Edit to add - It was Ross that put him on the website.
		
Click to expand...

Thanks...

This is after I sold him to Ross... I don't know where he's gone since Ross sold him and unfortunately Ross hasn't replied to my email about where he may have gone to.

I always said there was a place for him with me but unfortunately I didn't know he was for sale when he was last sold. 

I keep finding myself thinking about this special horse so thought I'd pop this up just in case someone in Devon or Cornwall knows him.


----------



## Queenbee (15 March 2013)

kezz86 said:



			Thanks...

This is after I sold him to Ross... I don't know where he's gone since Ross sold him and unfortunately Ross hasn't replied to my email about where he may have gone to.

I always said there was a place for him with me but unfortunately I didn't know he was for sale when he was last sold. 

I keep finding myself thinking about this special horse so thought I'd pop this up just in case someone in Devon or Cornwall knows him.
		
Click to expand...


Have you added it to the d & c fb groups? There are quite a few groups for that area.


----------



## kezz86 (4 July 2013)

Still looking for this boy if anyone knows him. 
I've added to a few groups on FB please share if you're in the area. 
Thanks all!


----------



## cally6008 (4 July 2013)

Feel free to update advert on TE and add photo and say you're looking for him


----------



## kezz86 (5 July 2013)

cally6008 said:



			Feel free to update advert on TE and add photo and say you're looking for him
		
Click to expand...

Thanks!


----------



## kezz86 (5 July 2013)

More detailed description of Fletcher

Bay gelding with a star and a snip on his left nostril, 15.2-16hh, born 1994-95, parents unknown. He is TB X Welsh Cob but we think he may have Hackney in him. He loves to please, he enjoys jumping and doesn't like staying in his stable for long. He lives out all year. Rears and bucks now and then when in the sand school and can be a bit head shy and he is just about bombproof on the roads. Head - He has medline whorl at upper eye level. discrete star. white mark.

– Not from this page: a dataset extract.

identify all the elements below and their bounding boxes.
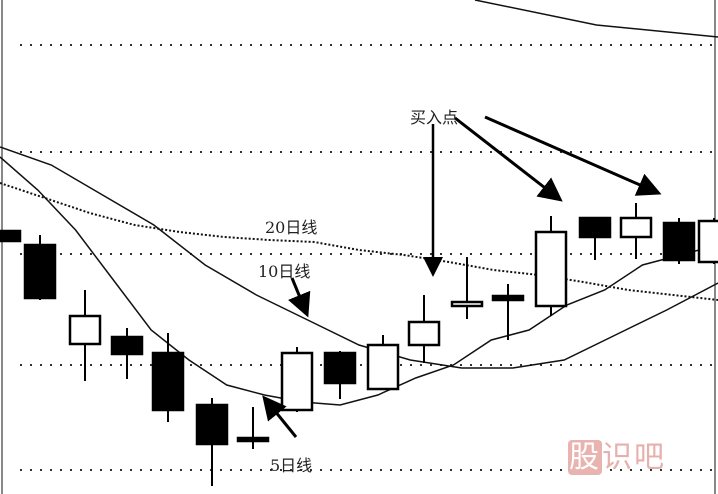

Neck - whorl left neck middle third 4 ins. ventral to crest . whorl right neck, junction of middle and lower third 4 ins. ventral to crest, between nostrils snip into nostril. Limbs - left front leg white to pastern medially to fetlock palmo-medially. right front leg white to below fetlock. white foot. left hind leg white to mid cannon. white foot right hind leg white to mid cannon. white foot. Body - white hairs admixed at tail head and at flanks whorls at axillae. whorls at flank folds. very small settled splint lower left front cannon. Past Owners - Mr R.Allmett from Saltash, Miss K. Tunnell from Torpoint, Devon, and the owner before was Mrs Meddings, Fitzworthy Riding Centre near Ivybridge, Devon.


----------



## kezz86 (12 November 2013)

UPDATE - 

Fletcher has been found! 

Alive and well with new owners in Cornwall. 

I'm over the moon! His owners have sent me photos of him and he looks well.

For those still looking for their beloved friends don't give up it's worth it in the end.


----------



## Mariposa (12 November 2013)

Fabulous news  I love a happy ending!!


----------